What happens to a dream deferred?
Does it dry up
like a raisin in the sun?
Or fester like a sore–
And then run?
Does it stink like rotten meat?
Or crust and sugar over–
like a syrupy sweet?
Maybe it just sags
like a heavy load.
Or does it explode?
Letting go of dreams may seem like a relief at times. You don’t have to put yourself out there anymore; don’t have to listen to the negative people, no risks involved, and no more hard work. It might seem like the easy way out. But I believe that no matter how far back you push them, no matter how much you ignore the little reminders that pop into your mind when you least expect, those dreams will come back to haunt you.
This summer my aunt passed away suddenly after a brief illness. She was only fifty years old and it left me contemplating on how short life can be for some of us. The next few days went by in some serious self scrutiny. I remembered that there are hidden away in the recesses of mind, little dreams that I feel are gradually fading. I don’t know if I will ever be able to realize them all, but what I do know is this – much time has been wasted and that the more I procrastinate the slighter the chances are of my ever seeing those dreams come true.
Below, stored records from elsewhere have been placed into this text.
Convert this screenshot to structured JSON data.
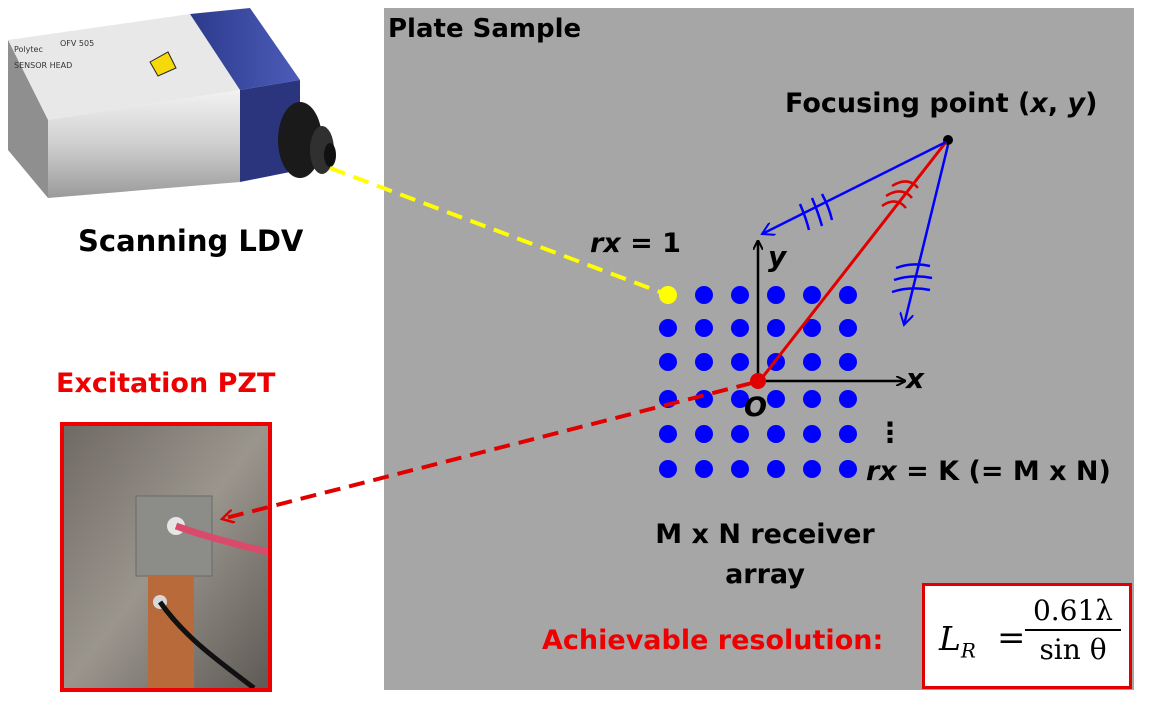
{
  "plate": {
    "title": "Plate Sample"
  },
  "ldv": {
    "caption": "Scanning LDV",
    "brand": "Polytec",
    "model": "OFV 505",
    "head": "SENSOR HEAD"
  },
  "pzt": {
    "caption": "Excitation PZT"
  },
  "focus": {
    "prefix": "Focusing point (",
    "x": "x",
    "sep": ", ",
    "y": "y",
    "suffix": ")"
  },
  "rx_first": {
    "var": "rx",
    "rest": " = 1"
  },
  "rx_last": {
    "var": "rx",
    "rest": " = K (= M x N)"
  },
  "axes": {
    "x": "x",
    "y": "y",
    "origin": "O"
  },
  "array_caption": {
    "line1": "M x N receiver",
    "line2": "array"
  },
  "ellipsis": "⋮",
  "resolution": {
    "label": "Achievable resolution:"
  },
  "formula": {
    "lhs": "L",
    "lhs_sub": "R",
    "eq": "=",
    "numerator": "0.61λ",
    "denominator": "sin θ"
  },
  "colors": {
    "plate": "#a6a6a6",
    "receiver": "#0000ff",
    "first_receiver": "#ffff00",
    "excitation": "#ee0000",
    "wave_blue": "#0000ff"
  }
}
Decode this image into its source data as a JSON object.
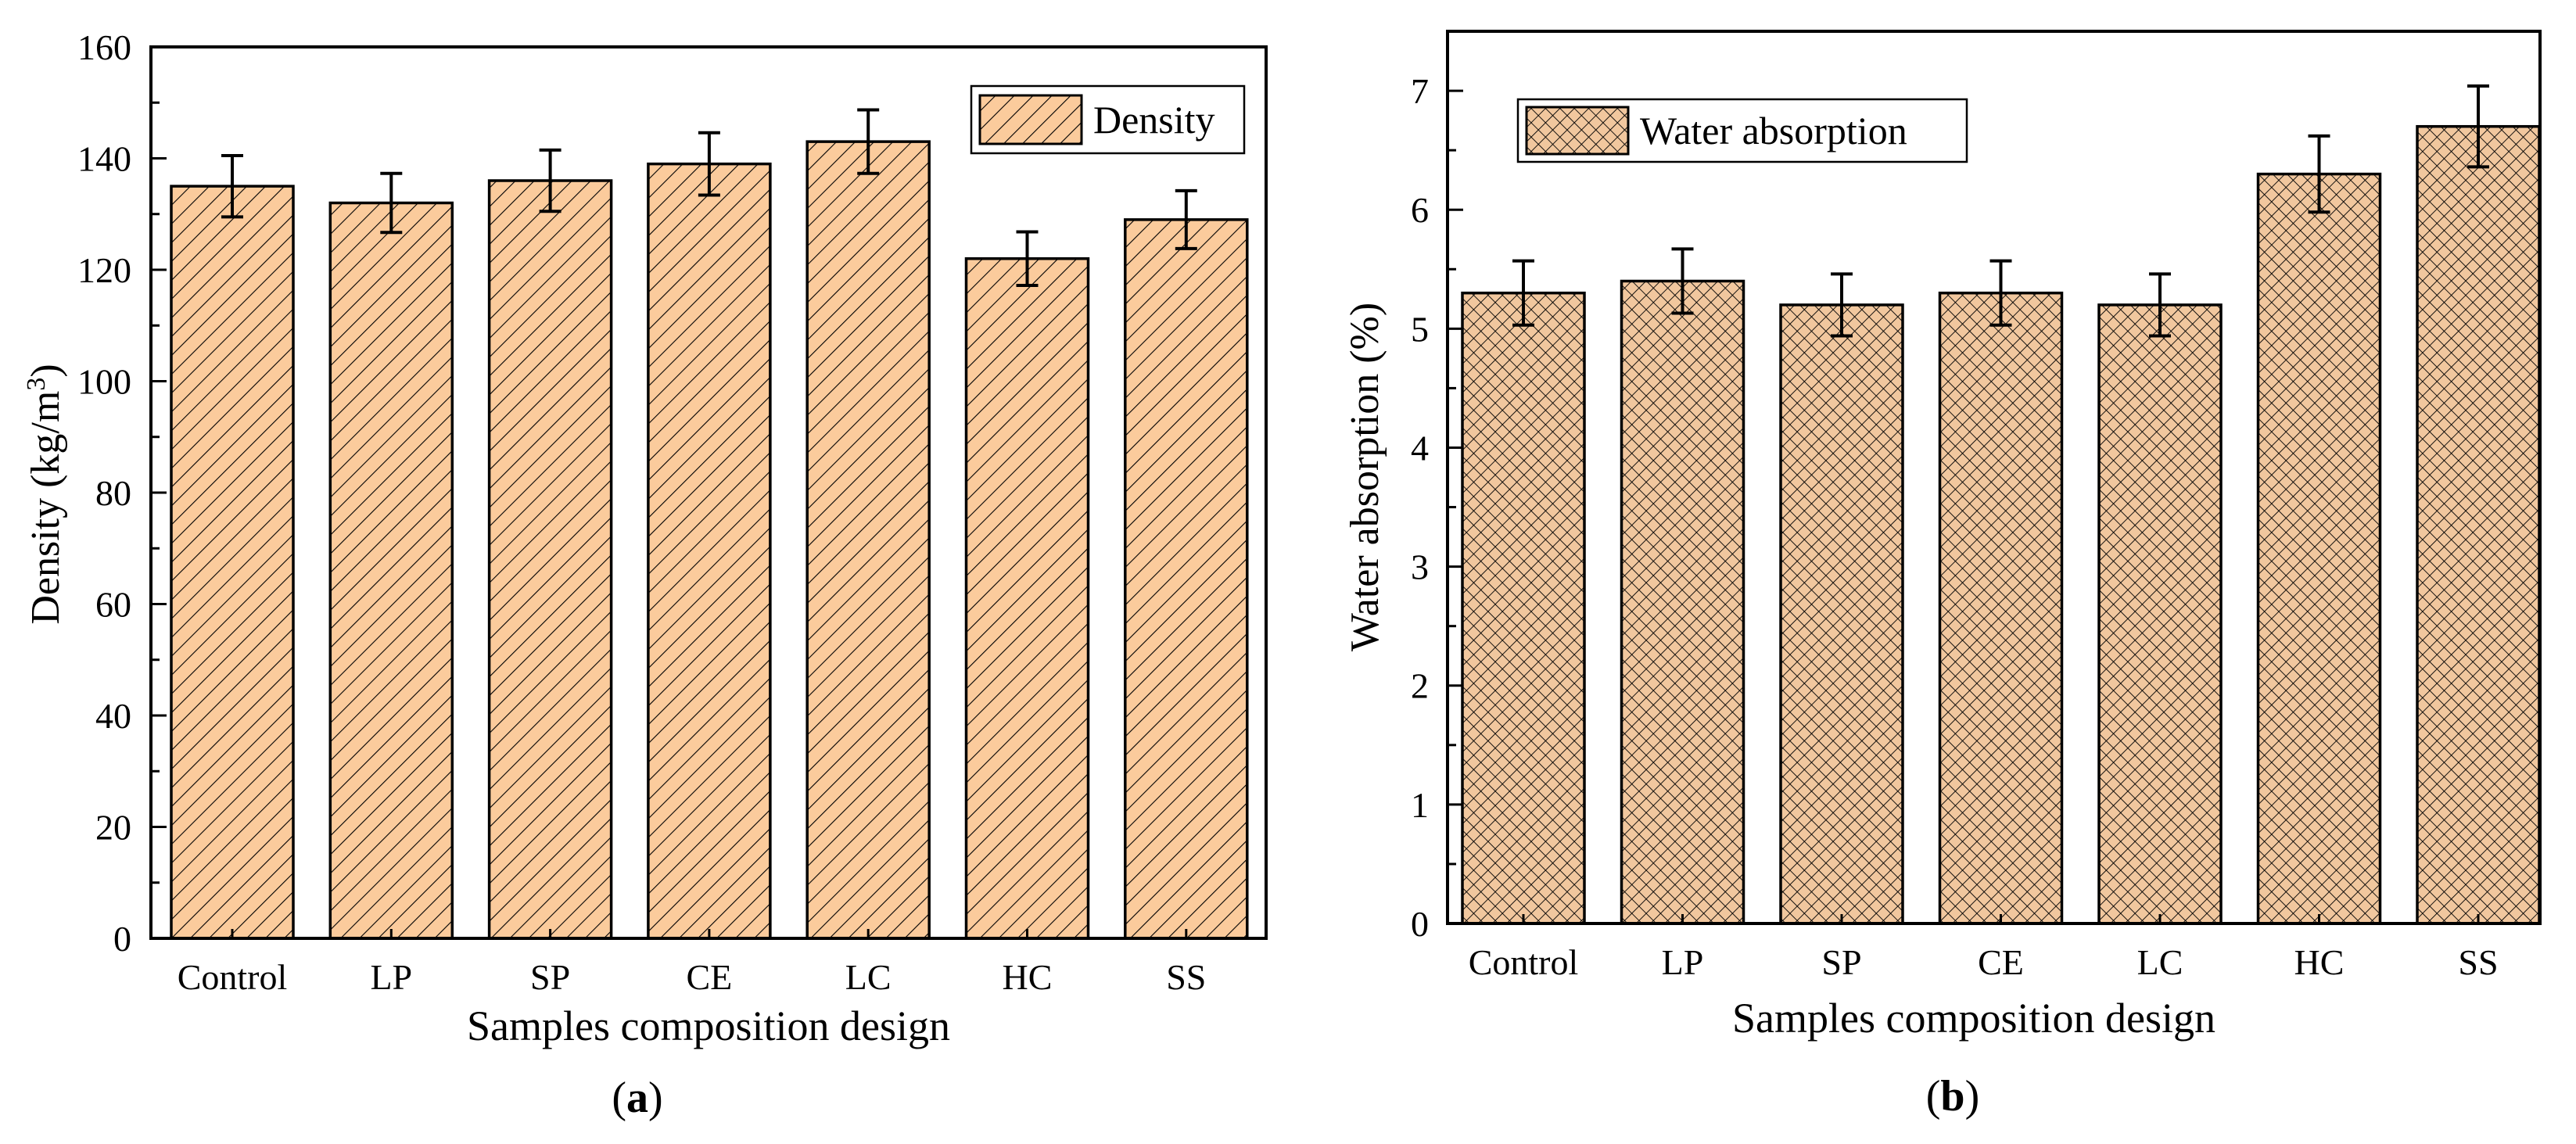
{
  "chart_data": [
    {
      "type": "bar",
      "panel_label": "a",
      "categories": [
        "Control",
        "LP",
        "SP",
        "CE",
        "LC",
        "HC",
        "SS"
      ],
      "series": [
        {
          "name": "Density",
          "values": [
            135,
            132,
            136,
            139,
            143,
            122,
            129
          ],
          "errors": [
            5.5,
            5.3,
            5.5,
            5.6,
            5.7,
            4.8,
            5.2
          ]
        }
      ],
      "xlabel": "Samples composition design",
      "ylabel": "Density (kg/m3)",
      "ylabel_main": "Density (kg/m",
      "ylabel_sup": "3",
      "ylabel_end": ")",
      "ylim": [
        0,
        160
      ],
      "yticks": [
        0,
        20,
        40,
        60,
        80,
        100,
        120,
        140,
        160
      ],
      "ytick_labels": [
        "0",
        "20",
        "40",
        "60",
        "80",
        "100",
        "120",
        "140",
        "160"
      ],
      "legend": "top-right",
      "grid": false,
      "fill_color": "#FBCB9C",
      "hatch": "diagonal"
    },
    {
      "type": "bar",
      "panel_label": "b",
      "categories": [
        "Control",
        "LP",
        "SP",
        "CE",
        "LC",
        "HC",
        "SS"
      ],
      "series": [
        {
          "name": "Water absorption",
          "values": [
            5.3,
            5.4,
            5.2,
            5.3,
            5.2,
            6.3,
            6.7
          ],
          "errors": [
            0.27,
            0.27,
            0.26,
            0.27,
            0.26,
            0.32,
            0.34
          ]
        }
      ],
      "xlabel": "Samples composition design",
      "ylabel": "Water absorption (%)",
      "ylim": [
        0,
        7.5
      ],
      "yticks": [
        0,
        1,
        2,
        3,
        4,
        5,
        6,
        7
      ],
      "ytick_labels": [
        "0",
        "1",
        "2",
        "3",
        "4",
        "5",
        "6",
        "7"
      ],
      "legend": "top-left",
      "grid": false,
      "fill_color": "#F1C79E",
      "hatch": "crosshatch"
    }
  ]
}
I want to be able to look back and say that I did everything I could to chase those dreams because, I know my unfulfilled dreams will not be forgiving and I don’t want to look back in regret.
I know each of you who read this will have at least one unfulfilled dream. Maybe it is to achieve some level of distinction in your work place, to travel the world or to sing in front of a large audience (this however can be easily achieved these days with the number of reality shows we have) but, whatever it is and no matter what stage in your life you’re at, I think there’s no time like now to try and make your dream come true. You don’t have to wait till New Year’s Eve to make important commitments to myself – it can be done right now.